Elanco Animal Health Inc. has found that a step-up trial using a sound study design and detailed observation can help ease concerns about changing a vaccination program.
“One of the main concerns that arise when a new vaccine is being considered is whether or not it will cause significant changes to the bird’s health or the level of disease control that the poultry producer is accustomed to,” said Dr. Chase Miller, a consulting veterinarian with Elanco Animal Health. “This concern is common when a new salmonella vaccine program is under consideration, which makes a step-up trial a great way to test a new vaccine with minimal risk.”
A step-up vaccination trial is a methodical approach to testing a new vaccine by providing controlled monitoring of the vaccine reactivity in subsets of the bird population, Elanco explained.
One of the biggest benefits of a step-up vaccination trial is risk mitigation, the company said. The new bacterin is tested on missed-sex males first and then gradually tested across a company’s pullet flocks, thus instilling confidence in the new vaccination program. In addition, the step-up trial strategy provides a humane and effective approach to testing a new vaccination program in broiler breeders.
“A step-up trial also allows the poultry producer to be in the driver’s seat when it comes to deciding whether or not to adopt the new vaccination program,” Miller said. “If the trial results are not satisfactory, the company can maintain their current vaccination program or try another new one.”
Conducting a trial
When conducting a step-up trial, Miller said the first step is to set up a study comparing reactivity and mortality rates between the current vaccine and the new vaccine.
In this example, the broiler breeder team would test two salmonella bacterins on missed-sex males in one of the pullet houses.
At 18 weeks of age, the missed-sex males in the pullet house should be sorted into two groups, Miller said.
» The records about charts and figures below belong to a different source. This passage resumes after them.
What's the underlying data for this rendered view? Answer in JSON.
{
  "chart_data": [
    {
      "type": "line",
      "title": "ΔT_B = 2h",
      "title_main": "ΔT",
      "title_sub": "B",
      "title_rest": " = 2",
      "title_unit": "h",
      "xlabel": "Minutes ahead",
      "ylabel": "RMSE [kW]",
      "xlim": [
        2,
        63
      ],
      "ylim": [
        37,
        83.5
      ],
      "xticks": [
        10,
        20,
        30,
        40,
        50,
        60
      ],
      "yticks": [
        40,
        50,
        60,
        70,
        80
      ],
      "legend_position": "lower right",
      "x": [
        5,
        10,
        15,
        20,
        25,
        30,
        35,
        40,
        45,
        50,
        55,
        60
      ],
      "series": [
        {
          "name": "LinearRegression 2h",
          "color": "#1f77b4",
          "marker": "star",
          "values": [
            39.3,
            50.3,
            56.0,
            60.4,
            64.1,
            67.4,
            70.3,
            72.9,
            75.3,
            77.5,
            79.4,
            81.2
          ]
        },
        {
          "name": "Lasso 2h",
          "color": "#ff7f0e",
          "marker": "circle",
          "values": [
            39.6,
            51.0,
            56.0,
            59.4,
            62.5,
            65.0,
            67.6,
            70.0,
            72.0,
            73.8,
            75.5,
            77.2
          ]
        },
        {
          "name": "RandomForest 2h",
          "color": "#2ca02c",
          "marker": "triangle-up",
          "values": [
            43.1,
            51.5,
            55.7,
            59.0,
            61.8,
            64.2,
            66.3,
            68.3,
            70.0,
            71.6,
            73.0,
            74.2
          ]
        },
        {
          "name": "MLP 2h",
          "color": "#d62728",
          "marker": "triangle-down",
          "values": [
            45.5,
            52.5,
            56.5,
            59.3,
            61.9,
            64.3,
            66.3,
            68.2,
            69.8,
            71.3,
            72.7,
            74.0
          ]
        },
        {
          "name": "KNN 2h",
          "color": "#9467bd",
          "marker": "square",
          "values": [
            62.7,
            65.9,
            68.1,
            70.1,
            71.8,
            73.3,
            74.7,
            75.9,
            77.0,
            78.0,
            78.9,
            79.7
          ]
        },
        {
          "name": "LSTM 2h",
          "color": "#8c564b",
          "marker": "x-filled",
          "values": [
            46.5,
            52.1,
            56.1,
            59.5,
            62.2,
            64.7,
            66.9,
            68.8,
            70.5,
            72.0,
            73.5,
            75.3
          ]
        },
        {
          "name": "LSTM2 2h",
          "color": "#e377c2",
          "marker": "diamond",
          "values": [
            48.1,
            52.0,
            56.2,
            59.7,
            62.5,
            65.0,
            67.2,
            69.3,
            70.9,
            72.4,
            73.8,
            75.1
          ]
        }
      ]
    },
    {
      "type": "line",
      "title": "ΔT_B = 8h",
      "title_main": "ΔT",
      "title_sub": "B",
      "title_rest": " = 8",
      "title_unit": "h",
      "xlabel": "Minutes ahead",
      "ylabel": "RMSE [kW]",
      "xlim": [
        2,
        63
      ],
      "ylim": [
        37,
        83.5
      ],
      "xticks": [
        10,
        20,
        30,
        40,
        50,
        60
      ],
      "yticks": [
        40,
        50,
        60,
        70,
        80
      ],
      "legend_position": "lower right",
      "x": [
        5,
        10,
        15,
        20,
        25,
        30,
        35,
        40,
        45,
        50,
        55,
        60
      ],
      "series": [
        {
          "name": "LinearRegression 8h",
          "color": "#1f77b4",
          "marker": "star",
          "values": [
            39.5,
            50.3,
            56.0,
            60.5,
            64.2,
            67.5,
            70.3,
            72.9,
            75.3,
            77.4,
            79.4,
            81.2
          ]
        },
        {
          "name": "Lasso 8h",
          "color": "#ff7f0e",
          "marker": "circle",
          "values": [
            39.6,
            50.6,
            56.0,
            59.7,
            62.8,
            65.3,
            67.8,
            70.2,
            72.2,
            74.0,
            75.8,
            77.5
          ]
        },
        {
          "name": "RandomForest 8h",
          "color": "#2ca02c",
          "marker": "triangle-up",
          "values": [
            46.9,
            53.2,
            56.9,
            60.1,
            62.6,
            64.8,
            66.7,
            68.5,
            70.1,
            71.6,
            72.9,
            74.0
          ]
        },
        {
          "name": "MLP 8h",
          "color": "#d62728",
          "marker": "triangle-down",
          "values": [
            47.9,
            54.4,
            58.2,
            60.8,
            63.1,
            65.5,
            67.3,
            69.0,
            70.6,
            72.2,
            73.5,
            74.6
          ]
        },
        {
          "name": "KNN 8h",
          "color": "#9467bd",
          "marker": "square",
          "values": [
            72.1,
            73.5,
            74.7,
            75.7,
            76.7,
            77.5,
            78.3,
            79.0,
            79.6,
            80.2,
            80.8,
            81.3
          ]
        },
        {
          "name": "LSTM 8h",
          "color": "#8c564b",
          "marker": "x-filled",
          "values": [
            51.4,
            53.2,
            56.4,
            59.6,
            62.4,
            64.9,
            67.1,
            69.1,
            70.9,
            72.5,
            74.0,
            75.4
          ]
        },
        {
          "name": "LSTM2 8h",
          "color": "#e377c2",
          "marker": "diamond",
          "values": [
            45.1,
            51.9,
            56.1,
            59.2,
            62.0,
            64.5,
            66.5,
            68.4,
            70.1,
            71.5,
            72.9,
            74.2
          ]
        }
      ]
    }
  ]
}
One group will be vaccinated with the current salmonella bacterin, and the other group is given the new salmonella bacterin. Both vaccines would be administered in the inguinal fold of the leg, and the birds are painted two different colors for monitoring.
Fourteen days following vaccination, both groups of male birds should be euthanized humanely. The severity of the reaction in the inguinal fold should be analyzed using a standardized vaccine reaction scoring system, Miller noted. In addition to the scoring system, mortality records for both groups of male birds should be evaluated to see if any birds died before the end of the trial.
Both data sets can then be used to determine if additional trials with the new bacterin should be conducted. The next step in the trial is to vaccinate a subset of the pullet population, according to Miller.
One pullet flock should be vaccinated every week over a period of one month. Each flock should be monitored as it receives the new salmonella bacterin, and detailed records should be kept on mortality trends, feed consumption and the overall health of the flock. The monitoring should continue as the vaccinated pullets are moved into the hen house. If satisfactory results are seen, the new bacterin can be introduced or “stepped up” to the remaining flocks.
“Change can be daunting, and it can be uncomfortable,” Miller said. “The step-up trial process combines sound study design with detailed observation and helps poultry producers alleviate some of the anxiety and discomfort that comes with changing a pullet vaccination program.”